Hollyford is a small village in County Tipperary, Ireland. It is in the Roman Catholic parish of Kilcommon and Hollyford and Rearcross, in the Archdiocese of Cashel and Emly, and is in the barony of Kilnamanagh Lower.

Hollyford lies in a valley running through the Slieve Felim Mountains. It is on the R497 regional road, which runs north–south for 55 km through the Silvermine and Slieve Felim Mountains from Nenagh to Tipperary Town.

==History==
It was historically known in Irish as Áth Bhéal a' Chuillinn (anglicised Aghbellacullin), Béal a' Chuillinn (anglicised Bellacullin) and Cluain Mhurchaidh (anglicised Clonmurragha).

Part of the Cian route Patrick Sarsfield took for his daring attack on the Williamite siege train during the Siege of Limerick (1690) is marked out today, as "Sarsfield's Ride", and is now a walking and cycling route.
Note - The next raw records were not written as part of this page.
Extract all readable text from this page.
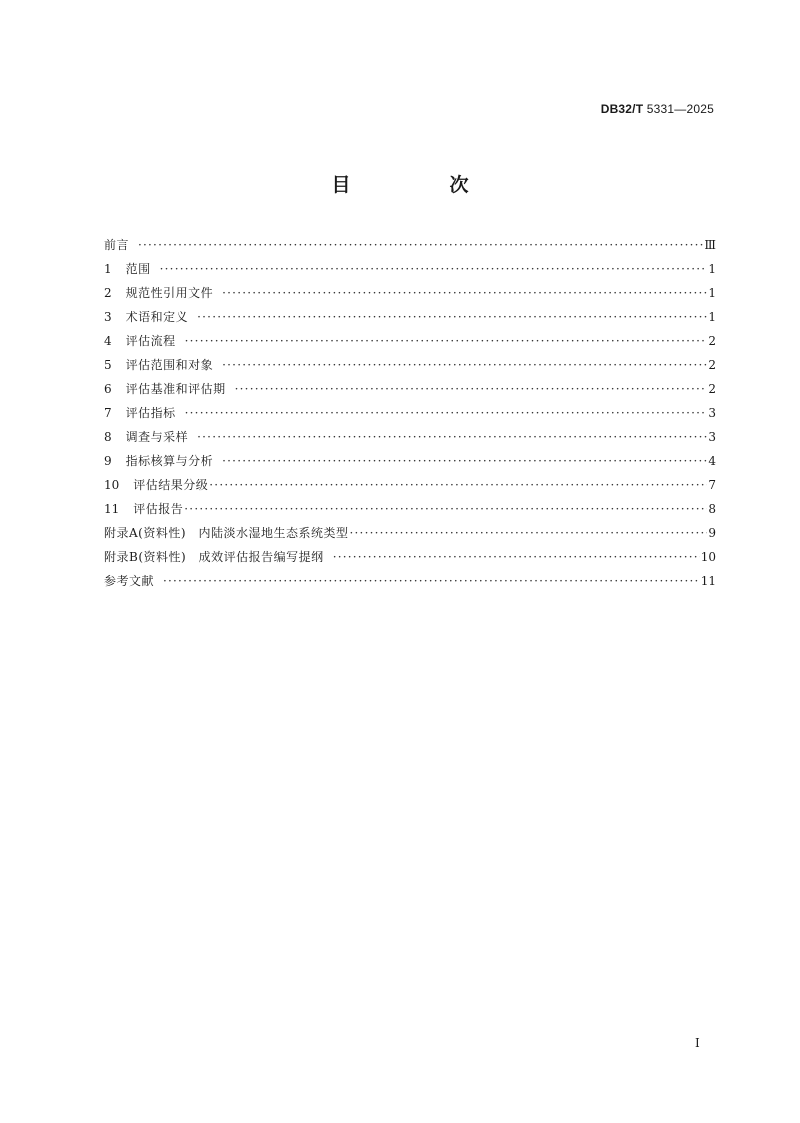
DB32/T 5331—2025
目　次
前言 ·····	Ⅲ
1 范围 ·····	1
2 规范性引用文件 ·····	1
3 术语和定义 ·····	1
4 评估流程 ·····	2
5 评估范围和对象 ·····	2
6 评估基准和评估期 ·····	2
7 评估指标 ·····	3
8 调查与采样 ·····	3
9 指标核算与分析 ·····	4
10 评估结果分级 ·····	7
11 评估报告 ·····	8
附录A(资料性)　内陆淡水湿地生态系统类型 ·····	9
附录B(资料性)　成效评估报告编写提纲 ·····	10
参考文献 ·····	11
I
It passes near the village of Hollyford. The O'Sullivan Beara Route, which passes through the village, runs from Castletownbere, County Cork for 350 km to Monaghan.

During the War of Independence on 11 May 1920, the IRA attacked the RIC barracks at Hollyford.

==Industry==
The only industry of any scale in the village today is the sawmill. The surrounding hills are heavily forested on the less productive land with agriculture mainly on the better areas.
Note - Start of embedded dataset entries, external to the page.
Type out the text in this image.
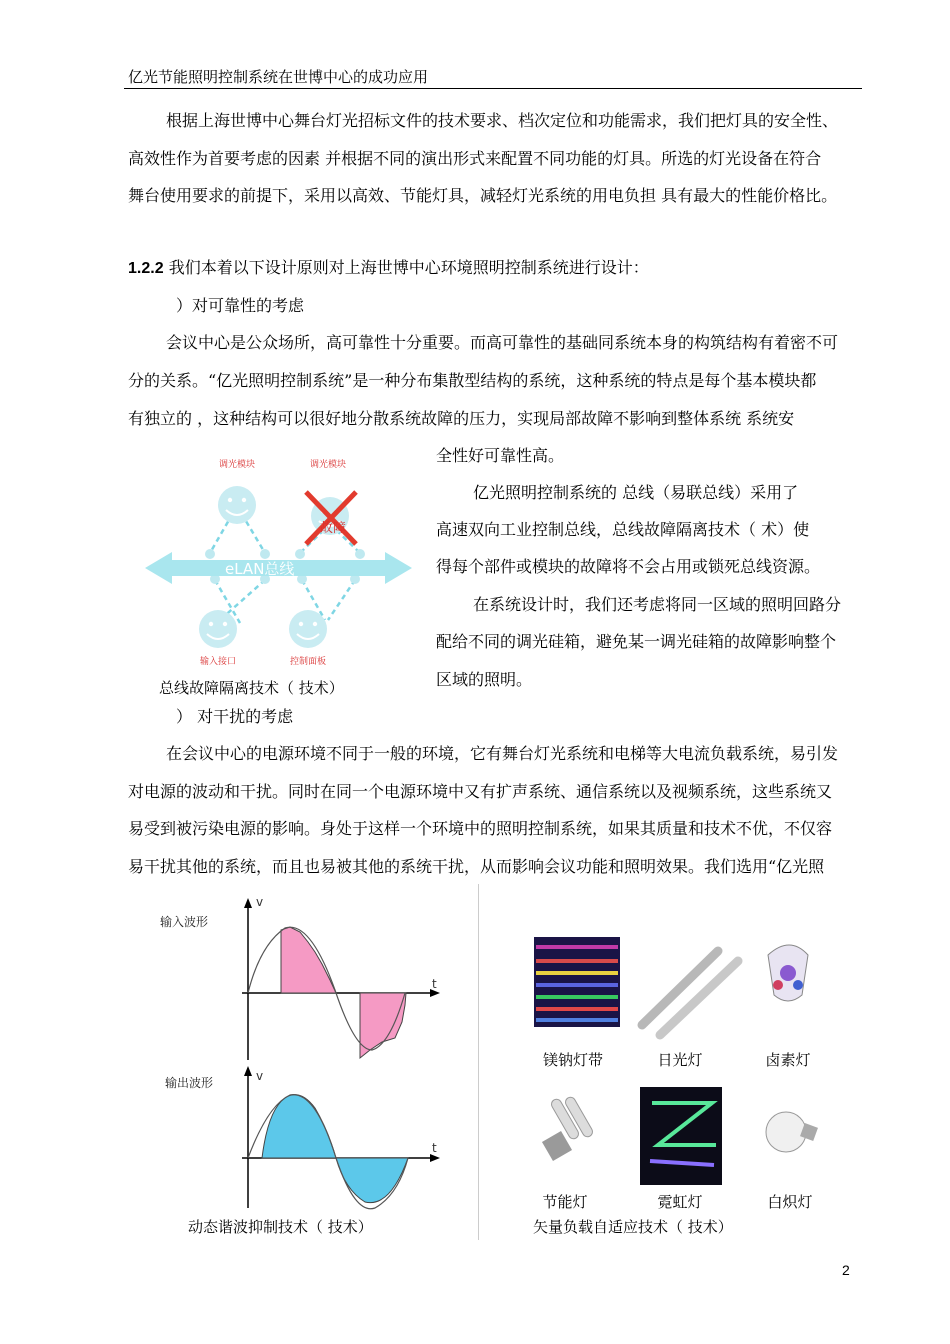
亿光节能照明控制系统在世博中心的成功应用
根据上海世博中心舞台灯光招标文件的技术要求、档次定位和功能需求，我们把灯具的安全性、
高效性作为首要考虑的因素 并根据不同的演出形式来配置不同功能的灯具。所选的灯光设备在符合
舞台使用要求的前提下，采用以高效、节能灯具，减轻灯光系统的用电负担 具有最大的性能价格比。
1.2.2 我们本着以下设计原则对上海世博中心环境照明控制系统进行设计：
）对可靠性的考虑
会议中心是公众场所，高可靠性十分重要。而高可靠性的基础同系统本身的构筑结构有着密不可
分的关系。“亿光照明控制系统”是一种分布集散型结构的系统，这种系统的特点是每个基本模块都
有独立的 ，这种结构可以很好地分散系统故障的压力，实现局部故障不影响到整体系统 系统安
全性好可靠性高。
亿光照明控制系统的 总线（易联总线）采用了
高速双向工业控制总线，总线故障隔离技术（ 术）使
得每个部件或模块的故障将不会占用或锁死总线资源。
在系统设计时，我们还考虑将同一区域的照明回路分
配给不同的调光硅箱，避免某一调光硅箱的故障影响整个
区域的照明。
调光模块	调光模块
eLAN总线
故障
输入接口	控制面板
总线故障隔离技术（ 技术）
） 对干扰的考虑
在会议中心的电源环境不同于一般的环境，它有舞台灯光系统和电梯等大电流负载系统，易引发
对电源的波动和干扰。同时在同一个电源环境中又有扩声系统、通信系统以及视频系统，这些系统又
易受到被污染电源的影响。身处于这样一个环境中的照明控制系统，如果其质量和技术不优，不仅容
易干扰其他的系统，而且也易被其他的系统干扰，从而影响会议功能和照明效果。我们选用“亿光照
输入波形
v
t
输出波形	v
t
动态谐波抑制技术（ 技术）
镁钠灯带	日光灯	卤素灯
节能灯	霓虹灯	白炽灯
矢量负载自适应技术（ 技术）
2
Hollyford was briefly a location of some copper mining, the mines were mainly worked between 1837 and 1839, and again between 1848 and 1862.

==Anglesey Road SAC==
Anglesey Road is a special area of conservation (site reference code 002125) along the R497 road just north of the village. It is a small site containing a variety of habitats and species found in unimproved upland grassland within the steep valley of the Multeen, a tributary of the River Suir.
The main threat to the site is agricultural improvement and afforestation.
The road was named after the Marquess of Anglesey who gave orders to have it built. The Marquess and his retinue were traversing the hill country by horse and carriage when they lost their bearings and sought shelter in the parish priest's house, who provided hospitality with an overnight stay and victuals for their ongoing journey. So impressed by the priest's magnanimity and generosity, the Marquess enquired of the pastor if he could do anything for him, to which the reputed reply was "build us a road". In due course, the Anglesey Line was laid and is still in use through the hills to this day.

==Sport==
Hollyford's local GAA club is Sean Tracey's GAA and is named after Irish rebel Seán Treacy, who was born nearby.

There is also a Gaelic handball alley in Hollyford which was built in the 1950s and renovated in 1991. The renovation was paid for by local residents, and included the restoration of the handball alley.